Just a suggestion: Any chance we can discuss the substantive issues I raised, including systemic problems in the airline industry, such as poor crew training, overworked crews, etc., which are posing important public safety hazards, rather than engaging in personal attacks based on your feelings?

A Squared
16th Aug 2013, 20:44
Are you saying that it's not dishonest to pretend you're not Sooet? It may ruffle your feathers to be called on your pointless deception, but it is what it is. And yeah, dishonest and immature are reasonable descriptions of what you're doing.

Murexway
16th Aug 2013, 20:44
Reading NTSB accident reports many months after the accident is fine well and good, but I want to know what happened to UPS 1354 now, to the extent possible. I see no good reason to ignore all sources of information, and I will also read the NTSB AAR on UPS 1354 when it comes out many months from now.

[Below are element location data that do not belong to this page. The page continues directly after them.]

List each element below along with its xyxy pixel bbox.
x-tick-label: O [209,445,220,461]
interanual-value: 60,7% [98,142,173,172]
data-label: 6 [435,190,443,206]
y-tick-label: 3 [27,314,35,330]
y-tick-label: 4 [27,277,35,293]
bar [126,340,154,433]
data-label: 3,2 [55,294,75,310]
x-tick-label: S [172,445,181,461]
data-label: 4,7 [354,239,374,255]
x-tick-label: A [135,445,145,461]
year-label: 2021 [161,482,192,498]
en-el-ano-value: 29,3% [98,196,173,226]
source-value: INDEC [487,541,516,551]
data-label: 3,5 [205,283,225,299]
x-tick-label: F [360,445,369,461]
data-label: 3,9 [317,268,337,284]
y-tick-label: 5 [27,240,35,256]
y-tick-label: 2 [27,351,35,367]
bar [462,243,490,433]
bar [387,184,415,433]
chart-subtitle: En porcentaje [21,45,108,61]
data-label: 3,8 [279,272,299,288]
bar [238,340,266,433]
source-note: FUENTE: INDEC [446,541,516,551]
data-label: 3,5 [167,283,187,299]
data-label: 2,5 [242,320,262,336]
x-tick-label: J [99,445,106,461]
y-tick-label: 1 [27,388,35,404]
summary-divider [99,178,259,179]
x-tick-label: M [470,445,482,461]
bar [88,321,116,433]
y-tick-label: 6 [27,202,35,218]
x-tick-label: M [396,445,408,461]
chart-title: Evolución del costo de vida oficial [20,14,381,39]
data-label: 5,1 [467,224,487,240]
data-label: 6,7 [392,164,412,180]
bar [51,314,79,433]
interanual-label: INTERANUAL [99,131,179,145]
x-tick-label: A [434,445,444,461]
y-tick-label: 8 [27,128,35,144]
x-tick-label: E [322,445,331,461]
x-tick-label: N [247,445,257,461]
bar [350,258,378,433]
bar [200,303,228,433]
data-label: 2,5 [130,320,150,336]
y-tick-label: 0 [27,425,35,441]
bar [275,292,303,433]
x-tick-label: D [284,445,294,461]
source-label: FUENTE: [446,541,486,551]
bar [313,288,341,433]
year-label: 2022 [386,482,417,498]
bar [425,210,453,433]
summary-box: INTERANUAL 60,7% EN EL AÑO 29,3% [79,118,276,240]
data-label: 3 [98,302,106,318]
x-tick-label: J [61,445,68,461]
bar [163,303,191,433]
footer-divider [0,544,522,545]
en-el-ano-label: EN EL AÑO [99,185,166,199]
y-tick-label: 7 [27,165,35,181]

More information is a good thing. We are talking about very serious public safety issues here. Just ask the hundreds of people whose houses are directly under or near the approach path to runway 18 at BHMEverybody is in a rush these days and expects everything instantly. Well, guess what? Accident investigations take time. I can tell you what likely happened right now. What good is it? Absolutely zero, because it's based on the what facts we have right now - which are exactly zero.

Murexway
16th Aug 2013, 20:51
Are you saying that it's not dishonest to pretend you're not Sooet???? I really don't care who he, she, or it is. Is this relavent to UPS 1354?

A Squared
16th Aug 2013, 20:53
I have a low tolerance for people who use sock puppets on internet forums.

Coagie
16th Aug 2013, 20:54
For those of you more familiar with the airport and the UPS operation of the 306 what result do you come ou with for the flight using this risk assesment tool?
(The Flight Safety Foundation CFIT assessment tool)
http://flightsafety.org/files/cfit_check.pdf Tubby Linton, Maybe this tool should be used, before a planned landing at an unfamiliar airport or runway. It seems very thorough. It may have prevented this crash, if it does turn out to be CFIT.

Murexway
16th Aug 2013, 20:55
I have a low tolerance for people who use sock puppets on internet forums.:ok: Love it!